Un terzo paragrafo dello studio condotto illustra un’analisi dell’impatto della pandemia sulle regioni in merito agli indipendenti e ai liberi professionisti. Nella seguente tabella 2 sono state riportate le variazioni tra primo trimestre del 2020 su primo trimestre del 2019 e tra secondo trimestre 2020 e secondo trimestre del 2019: gli indipendenti risultano in aumento in Sardegna, Abruzzo, Emilia-Romagna, Friuli-Venezia Giulia e Basilicata. Le regioni che evidenziano cali consistenti sono il Veneto e il Lazio con un calo di indipendenti di oltre 30.000 lavoratori.

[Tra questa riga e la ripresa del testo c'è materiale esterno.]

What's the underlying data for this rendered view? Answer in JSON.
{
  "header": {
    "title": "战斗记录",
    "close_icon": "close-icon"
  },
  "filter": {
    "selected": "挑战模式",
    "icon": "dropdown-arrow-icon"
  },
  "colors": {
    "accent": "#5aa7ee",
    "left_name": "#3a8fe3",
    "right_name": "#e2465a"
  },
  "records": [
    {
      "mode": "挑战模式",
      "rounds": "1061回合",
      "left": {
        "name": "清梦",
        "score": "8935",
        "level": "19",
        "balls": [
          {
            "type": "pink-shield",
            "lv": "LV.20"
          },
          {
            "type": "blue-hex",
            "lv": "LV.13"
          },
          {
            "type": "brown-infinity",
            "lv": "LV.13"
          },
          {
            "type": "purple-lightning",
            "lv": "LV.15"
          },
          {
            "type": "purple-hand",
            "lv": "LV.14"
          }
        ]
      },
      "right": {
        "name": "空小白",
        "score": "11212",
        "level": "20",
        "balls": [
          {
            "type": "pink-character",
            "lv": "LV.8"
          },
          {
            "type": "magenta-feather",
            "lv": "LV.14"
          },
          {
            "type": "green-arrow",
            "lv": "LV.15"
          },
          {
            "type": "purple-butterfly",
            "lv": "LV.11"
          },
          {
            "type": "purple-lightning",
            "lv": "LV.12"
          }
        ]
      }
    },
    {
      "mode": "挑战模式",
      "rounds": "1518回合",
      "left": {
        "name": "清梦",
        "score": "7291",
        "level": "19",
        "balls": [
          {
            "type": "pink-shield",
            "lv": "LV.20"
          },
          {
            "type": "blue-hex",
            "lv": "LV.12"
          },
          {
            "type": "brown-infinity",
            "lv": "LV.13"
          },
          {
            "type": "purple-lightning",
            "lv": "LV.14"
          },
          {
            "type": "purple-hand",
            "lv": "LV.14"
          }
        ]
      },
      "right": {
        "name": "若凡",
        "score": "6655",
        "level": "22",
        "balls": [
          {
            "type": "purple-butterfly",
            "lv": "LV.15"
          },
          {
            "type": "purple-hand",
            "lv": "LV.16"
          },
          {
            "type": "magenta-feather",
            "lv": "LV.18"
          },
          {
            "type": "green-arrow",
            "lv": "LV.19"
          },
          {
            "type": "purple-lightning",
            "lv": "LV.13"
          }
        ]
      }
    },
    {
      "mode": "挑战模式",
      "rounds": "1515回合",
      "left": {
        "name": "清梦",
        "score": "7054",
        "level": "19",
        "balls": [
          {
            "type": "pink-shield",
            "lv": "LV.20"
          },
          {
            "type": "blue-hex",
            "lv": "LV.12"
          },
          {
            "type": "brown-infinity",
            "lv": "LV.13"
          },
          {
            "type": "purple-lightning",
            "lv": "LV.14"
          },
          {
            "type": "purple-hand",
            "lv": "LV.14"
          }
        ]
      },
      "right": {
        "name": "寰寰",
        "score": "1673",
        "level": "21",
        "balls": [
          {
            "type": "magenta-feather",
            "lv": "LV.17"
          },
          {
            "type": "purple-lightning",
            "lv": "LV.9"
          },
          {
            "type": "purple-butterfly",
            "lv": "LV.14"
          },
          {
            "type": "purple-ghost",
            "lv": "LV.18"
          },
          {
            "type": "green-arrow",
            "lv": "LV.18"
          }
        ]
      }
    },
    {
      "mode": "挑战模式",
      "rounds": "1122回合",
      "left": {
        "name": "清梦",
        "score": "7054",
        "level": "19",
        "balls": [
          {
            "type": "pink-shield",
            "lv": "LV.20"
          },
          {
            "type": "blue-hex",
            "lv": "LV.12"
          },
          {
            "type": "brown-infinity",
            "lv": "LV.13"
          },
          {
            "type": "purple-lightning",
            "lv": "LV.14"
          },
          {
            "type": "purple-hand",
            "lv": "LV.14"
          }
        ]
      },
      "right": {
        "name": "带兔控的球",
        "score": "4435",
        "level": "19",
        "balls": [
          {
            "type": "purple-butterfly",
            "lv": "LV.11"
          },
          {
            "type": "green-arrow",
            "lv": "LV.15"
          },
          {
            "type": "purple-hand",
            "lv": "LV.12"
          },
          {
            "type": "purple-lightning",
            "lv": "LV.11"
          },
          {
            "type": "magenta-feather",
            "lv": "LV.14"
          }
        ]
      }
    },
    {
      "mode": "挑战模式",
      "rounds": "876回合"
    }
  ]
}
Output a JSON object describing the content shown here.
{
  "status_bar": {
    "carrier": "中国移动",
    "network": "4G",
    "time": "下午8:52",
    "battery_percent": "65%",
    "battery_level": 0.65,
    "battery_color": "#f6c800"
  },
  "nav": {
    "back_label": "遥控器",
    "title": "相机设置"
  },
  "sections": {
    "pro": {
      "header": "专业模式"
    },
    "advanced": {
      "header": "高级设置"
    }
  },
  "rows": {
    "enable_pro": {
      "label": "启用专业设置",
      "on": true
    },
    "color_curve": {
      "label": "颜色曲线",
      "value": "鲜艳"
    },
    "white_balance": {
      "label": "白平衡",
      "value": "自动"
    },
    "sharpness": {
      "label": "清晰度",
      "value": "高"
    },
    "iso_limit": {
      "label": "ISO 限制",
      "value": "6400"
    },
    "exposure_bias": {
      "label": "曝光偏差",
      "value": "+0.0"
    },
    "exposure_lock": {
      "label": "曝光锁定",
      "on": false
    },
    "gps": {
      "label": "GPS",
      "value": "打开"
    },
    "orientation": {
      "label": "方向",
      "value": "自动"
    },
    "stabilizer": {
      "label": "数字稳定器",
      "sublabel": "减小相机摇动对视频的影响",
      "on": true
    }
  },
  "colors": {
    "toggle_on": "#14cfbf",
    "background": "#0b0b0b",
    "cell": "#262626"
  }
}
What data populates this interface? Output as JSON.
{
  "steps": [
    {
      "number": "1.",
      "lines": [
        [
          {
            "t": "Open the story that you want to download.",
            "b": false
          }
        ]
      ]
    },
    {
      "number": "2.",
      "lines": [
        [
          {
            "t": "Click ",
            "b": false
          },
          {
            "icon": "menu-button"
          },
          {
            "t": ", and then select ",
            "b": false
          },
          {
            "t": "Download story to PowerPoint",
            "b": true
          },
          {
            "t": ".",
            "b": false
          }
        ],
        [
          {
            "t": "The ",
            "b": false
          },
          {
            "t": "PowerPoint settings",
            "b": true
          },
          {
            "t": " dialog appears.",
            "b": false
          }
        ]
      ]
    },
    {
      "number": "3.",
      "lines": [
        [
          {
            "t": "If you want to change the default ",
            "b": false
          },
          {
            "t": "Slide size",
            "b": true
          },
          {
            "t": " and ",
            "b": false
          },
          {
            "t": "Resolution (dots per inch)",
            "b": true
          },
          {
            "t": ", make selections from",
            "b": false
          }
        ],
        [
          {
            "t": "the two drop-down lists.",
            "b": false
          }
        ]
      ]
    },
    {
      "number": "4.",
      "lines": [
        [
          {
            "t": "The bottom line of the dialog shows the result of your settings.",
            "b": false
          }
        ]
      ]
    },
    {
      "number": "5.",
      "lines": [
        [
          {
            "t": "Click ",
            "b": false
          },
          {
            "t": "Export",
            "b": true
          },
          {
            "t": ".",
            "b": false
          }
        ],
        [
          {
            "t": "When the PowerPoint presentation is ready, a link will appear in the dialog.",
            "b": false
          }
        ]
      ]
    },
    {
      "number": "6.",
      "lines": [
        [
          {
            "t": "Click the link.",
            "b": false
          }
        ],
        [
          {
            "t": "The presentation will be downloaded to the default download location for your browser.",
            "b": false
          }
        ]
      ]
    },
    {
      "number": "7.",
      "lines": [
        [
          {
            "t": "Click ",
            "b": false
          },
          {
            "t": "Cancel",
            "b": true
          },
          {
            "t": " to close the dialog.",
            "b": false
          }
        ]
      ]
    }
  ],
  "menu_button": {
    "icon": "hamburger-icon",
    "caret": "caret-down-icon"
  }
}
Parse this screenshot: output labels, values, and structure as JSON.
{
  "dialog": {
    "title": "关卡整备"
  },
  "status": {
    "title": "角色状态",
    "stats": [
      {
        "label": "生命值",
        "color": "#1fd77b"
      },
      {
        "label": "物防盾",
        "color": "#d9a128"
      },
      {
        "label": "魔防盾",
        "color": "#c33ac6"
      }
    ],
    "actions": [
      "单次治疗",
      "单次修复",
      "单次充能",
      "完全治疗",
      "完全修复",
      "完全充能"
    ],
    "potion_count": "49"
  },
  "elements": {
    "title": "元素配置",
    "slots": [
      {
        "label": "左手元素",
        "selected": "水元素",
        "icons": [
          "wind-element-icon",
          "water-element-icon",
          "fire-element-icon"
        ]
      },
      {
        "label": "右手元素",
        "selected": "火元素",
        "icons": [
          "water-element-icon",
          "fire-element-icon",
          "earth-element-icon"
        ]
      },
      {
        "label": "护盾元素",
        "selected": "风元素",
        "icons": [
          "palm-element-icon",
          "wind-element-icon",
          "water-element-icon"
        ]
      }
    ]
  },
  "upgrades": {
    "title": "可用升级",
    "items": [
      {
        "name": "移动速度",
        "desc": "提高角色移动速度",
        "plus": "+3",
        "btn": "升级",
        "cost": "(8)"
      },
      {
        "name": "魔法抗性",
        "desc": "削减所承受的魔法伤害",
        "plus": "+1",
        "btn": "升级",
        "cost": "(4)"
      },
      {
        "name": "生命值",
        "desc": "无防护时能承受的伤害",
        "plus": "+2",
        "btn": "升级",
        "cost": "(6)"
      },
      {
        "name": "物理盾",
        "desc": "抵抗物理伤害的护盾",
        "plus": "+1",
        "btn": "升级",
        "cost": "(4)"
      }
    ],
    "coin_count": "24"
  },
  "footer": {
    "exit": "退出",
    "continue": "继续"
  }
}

Allo stesso modo i liberi professionisti risultano particolarmente colpiti: si registra un calo in Lombardia di -10.417 unità e in Calabria di 8.791. In generale però il calo dei liberi professionisti tra il secondo trimestre del 2020 e il secondo trimestre del 2019 è pari a circa 21.500 lavoratori.
Dal quadro generale sin qui tracciato emerge uno scenario piuttosto articolato e frastagliato ancora in via di definizione e stabilizzazione. La pandemia ha avuto inevitabilmente delle forti conseguenze sul lavoro autonomo professionale colpendo pesantemente tutti i professionisti. La decretazione emergenziale ha messo in luce come tutto il sistema regolatorio del lavoro autonomo professionale sia privo di reti di protezione sociale: lo stesso legislatore ha avuto forti difficoltà nell’approntare misure straordinarie per supportare lavoratori autonomi che si sono trovati costretti ad interrompere la propria attività.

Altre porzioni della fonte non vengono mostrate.